Lecturing on medical education at Stanford and the ASA Annual Meeting
Become the face of STARTprep and the design and delivery of anesthesia education to over 1/4 of all of the anesthesia residents in the country. STARTprep is an extension of the AIM Lab’s successful START program. START – Successful Transition to Anesthesia Residency Training, is a year-long program during internship designed to help incoming residents feel more prepared to begin anesthesia residency training.
STARTprep takes up where START ends. It is a one-year curriculum designed to provide CA-1 residents with competency in the anesthesia basic sciences. Daily question and answer interactions, production of educational content, chapter editing, and quiz creation are just a few of the exciting, educationally robust tasks of the fellowship.
Learning techniques of medical moulage and simulation in medical education
Learn to create educational experiences that go beyond pretending. You will work with Hollywood special effects artists to create realistic environments and disease conditions to create media and high fidelity simulations. You will work with Stanford simulation faculty, Kyle Harrison, MD, to learn how to plan, write and execute simulation scenarios.
Simulation has long been crucial to the training of an anesthesiologist, and Stanford’s simulation program is second to none. The principles of simulation are not just to teach procedures and crisis management. The goal of simulation is to recreate experience, emotion, and feeling. Learn to engage and understand the process of simulation, create realistic environments and diseases, and provoke and modulate emotions of the learner. Create a scenario where students engage in an immersive experience that leads to learning that sticks.
Participating in cutting-edge educational research
Working closely with interdisciplinary teams, including engineers and educational psychologists at the Stanford Learning Lytics Lab and Harvard EdX, the AIM lab is on the forefront of education in the anesthesiology world.

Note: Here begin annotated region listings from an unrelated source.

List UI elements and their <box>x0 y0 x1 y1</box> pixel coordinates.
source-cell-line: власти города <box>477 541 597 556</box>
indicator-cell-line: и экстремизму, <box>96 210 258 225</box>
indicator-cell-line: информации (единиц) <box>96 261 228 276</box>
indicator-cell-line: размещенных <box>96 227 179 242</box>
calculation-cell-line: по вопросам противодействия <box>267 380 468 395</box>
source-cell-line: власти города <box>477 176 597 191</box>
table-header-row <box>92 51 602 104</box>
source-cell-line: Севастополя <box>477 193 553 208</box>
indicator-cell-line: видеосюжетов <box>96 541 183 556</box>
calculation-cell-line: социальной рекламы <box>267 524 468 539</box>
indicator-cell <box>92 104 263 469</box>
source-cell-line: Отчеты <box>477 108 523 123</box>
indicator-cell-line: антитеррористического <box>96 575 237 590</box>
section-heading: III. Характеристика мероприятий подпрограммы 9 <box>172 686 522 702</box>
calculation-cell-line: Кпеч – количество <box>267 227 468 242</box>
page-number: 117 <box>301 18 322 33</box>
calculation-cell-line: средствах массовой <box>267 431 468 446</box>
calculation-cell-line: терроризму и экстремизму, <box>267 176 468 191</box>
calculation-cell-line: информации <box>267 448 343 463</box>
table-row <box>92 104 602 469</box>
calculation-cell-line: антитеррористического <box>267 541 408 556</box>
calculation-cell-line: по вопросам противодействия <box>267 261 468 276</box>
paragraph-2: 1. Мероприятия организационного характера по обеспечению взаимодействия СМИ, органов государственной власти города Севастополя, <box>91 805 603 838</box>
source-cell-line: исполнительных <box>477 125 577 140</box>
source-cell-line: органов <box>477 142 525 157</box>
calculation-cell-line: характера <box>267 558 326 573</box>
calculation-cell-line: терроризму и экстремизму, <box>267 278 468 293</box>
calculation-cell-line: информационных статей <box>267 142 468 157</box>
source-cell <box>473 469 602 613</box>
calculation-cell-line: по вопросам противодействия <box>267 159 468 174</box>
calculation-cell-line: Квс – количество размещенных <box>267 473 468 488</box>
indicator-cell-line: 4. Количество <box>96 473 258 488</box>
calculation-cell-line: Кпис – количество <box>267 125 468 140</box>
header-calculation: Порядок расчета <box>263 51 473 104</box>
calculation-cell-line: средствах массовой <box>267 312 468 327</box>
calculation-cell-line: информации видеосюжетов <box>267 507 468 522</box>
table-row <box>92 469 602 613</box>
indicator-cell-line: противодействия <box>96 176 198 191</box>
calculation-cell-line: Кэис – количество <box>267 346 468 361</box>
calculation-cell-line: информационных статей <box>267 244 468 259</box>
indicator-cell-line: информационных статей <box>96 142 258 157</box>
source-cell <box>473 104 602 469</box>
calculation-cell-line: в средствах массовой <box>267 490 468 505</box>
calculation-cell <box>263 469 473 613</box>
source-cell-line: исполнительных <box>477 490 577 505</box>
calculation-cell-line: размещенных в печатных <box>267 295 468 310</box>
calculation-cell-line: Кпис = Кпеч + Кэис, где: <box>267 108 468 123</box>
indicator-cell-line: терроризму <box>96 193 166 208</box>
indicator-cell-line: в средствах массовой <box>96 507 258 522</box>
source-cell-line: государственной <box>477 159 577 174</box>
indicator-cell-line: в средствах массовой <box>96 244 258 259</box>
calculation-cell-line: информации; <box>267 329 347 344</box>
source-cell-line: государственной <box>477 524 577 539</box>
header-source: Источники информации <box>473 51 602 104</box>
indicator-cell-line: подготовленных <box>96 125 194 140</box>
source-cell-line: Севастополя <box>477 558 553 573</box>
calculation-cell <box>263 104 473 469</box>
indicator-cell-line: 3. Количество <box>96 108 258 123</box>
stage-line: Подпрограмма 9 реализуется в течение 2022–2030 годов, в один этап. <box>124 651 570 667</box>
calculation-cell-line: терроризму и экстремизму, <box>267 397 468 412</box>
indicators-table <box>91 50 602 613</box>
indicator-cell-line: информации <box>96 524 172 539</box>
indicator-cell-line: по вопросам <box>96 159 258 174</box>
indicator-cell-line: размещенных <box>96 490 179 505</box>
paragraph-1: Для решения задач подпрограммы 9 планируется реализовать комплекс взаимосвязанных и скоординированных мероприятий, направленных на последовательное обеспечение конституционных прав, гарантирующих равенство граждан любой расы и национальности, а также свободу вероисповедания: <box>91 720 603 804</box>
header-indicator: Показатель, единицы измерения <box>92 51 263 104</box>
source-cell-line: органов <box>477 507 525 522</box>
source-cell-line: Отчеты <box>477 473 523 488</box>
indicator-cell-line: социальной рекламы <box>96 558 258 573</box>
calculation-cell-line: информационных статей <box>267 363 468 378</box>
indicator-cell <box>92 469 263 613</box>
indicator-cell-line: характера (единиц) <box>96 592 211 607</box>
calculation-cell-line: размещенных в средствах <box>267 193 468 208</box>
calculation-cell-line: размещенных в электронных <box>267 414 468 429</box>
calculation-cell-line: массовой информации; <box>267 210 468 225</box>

Learn not just how to create education technology, but how to validate it so that you can prove its relevance and efficacy for a new generation of learners. The AIM lab is not only producing research that is relevant to anesthesiology, it is producing research that is relevant to all of medical education, and education in general. With STARTprep, the lab has a wealth of data unlike any other in the country regarding users of an online medical class. Our research investigates the design of relevant content, while also exploring learning interventions that mold the class to the individual student—and ultimately prevent learners from falling off in their studies. These interventions, still a work in progress, would represent a huge leap forward for the fields of education and technology.